When your campaign budget is spread across multiple ad sets with small audiences, the algorithm will struggle to optimize learning phase for any ad set. You’ve spread your data so thin, there’s not enough in any given pool for the algorithm to converge on. In the second form of this problem, you’re putting your own ad sets up against each other in the auction. This is likely to increase time spent in learning phase because as the algorithm optimizes budget towards the winner, the other ad sets will enter into the auction with smaller bids and continue to lose out on those valuable optimization events.

What can you do about it?

Combine those ad sets, it’s a party y’all!

In Example 3a I would look to combine ad sets where performance is similar, and look to reduce the number of breakdowns, such as combining age ranges or geos in close proximity.
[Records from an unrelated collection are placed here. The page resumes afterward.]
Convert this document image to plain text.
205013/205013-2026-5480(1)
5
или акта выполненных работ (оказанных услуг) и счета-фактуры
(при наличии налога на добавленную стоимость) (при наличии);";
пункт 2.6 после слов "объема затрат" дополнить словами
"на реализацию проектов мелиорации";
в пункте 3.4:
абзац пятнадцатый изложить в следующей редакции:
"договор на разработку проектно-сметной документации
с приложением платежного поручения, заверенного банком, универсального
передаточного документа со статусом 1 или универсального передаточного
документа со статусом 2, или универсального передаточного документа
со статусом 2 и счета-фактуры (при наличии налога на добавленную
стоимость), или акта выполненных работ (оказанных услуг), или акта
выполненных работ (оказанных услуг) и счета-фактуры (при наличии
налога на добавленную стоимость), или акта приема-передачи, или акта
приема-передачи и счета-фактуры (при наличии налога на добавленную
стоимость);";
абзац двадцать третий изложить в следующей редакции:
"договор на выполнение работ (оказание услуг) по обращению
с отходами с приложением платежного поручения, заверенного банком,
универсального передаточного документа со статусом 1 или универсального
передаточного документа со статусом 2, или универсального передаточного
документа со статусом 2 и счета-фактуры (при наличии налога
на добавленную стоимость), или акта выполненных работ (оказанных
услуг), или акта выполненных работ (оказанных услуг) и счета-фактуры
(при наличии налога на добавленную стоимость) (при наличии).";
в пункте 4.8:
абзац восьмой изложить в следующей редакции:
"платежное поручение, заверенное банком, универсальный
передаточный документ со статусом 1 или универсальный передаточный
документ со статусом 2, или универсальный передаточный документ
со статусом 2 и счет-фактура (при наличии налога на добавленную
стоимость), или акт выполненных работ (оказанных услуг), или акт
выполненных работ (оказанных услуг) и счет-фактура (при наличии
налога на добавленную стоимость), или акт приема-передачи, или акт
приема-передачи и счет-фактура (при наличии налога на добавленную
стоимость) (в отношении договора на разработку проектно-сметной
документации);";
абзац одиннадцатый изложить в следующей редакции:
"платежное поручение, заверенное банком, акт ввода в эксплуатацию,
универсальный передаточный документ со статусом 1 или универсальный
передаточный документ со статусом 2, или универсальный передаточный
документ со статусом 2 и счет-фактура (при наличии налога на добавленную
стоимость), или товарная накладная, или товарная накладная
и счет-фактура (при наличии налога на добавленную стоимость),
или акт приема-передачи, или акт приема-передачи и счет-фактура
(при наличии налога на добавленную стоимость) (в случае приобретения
In Example 3b you could combine your product sets into one new product set (Colorful Sunglasses) that can be used in one ad set. You may also need to change your creative to match the kinds of products being advertised.

But let’s say your product sets speak to your potential customers’ motivations (Luxury Sunglasses, Sports Sunglasses, American Made Sunglasses). When this is the case, there’s a lot you can do depending on the situation. In prospecting campaigns, maybe you need to layer in interest targeting and/or add exclusions. In retargeting campaigns, ensure you’re retargeting the slice of your audience who might be interested in those specific products. With Dynamic Ads you can leverage pixel signals. In a non-catalog based campaign, you might retarget based on blog content views. When looking to increase your retargeting audience size, it could be a combination of both. You could also switch to a Retargeting Reach campaign to make sure you’re getting in back in front of people, which is what I discussed in example 2.

General Best Practices

launch-paused

Launch Paused

Launch your new campaigns, ad sets and creatives as paused a few days before go live. According to Facebook, this reduces learning mode time

similar-audience-size

Group Ad Sets with Similar Sized Audiences

Segment your campaigns to group together Ad Sets with similar audience sizes When you have one ad set with a large audience among ad sets with small audiences,  Facebook’s budget optimization will overweight the ad set with the larger audience and starve the others

audience-overlap

Be Aware of Audience Overlap

When multiple ad sets are competing in the auction for the same eyeballs, you’re only raising your own costs. Combine ad sets that target the same or similar audiences, or add exclusions to your targeting to reduce competition.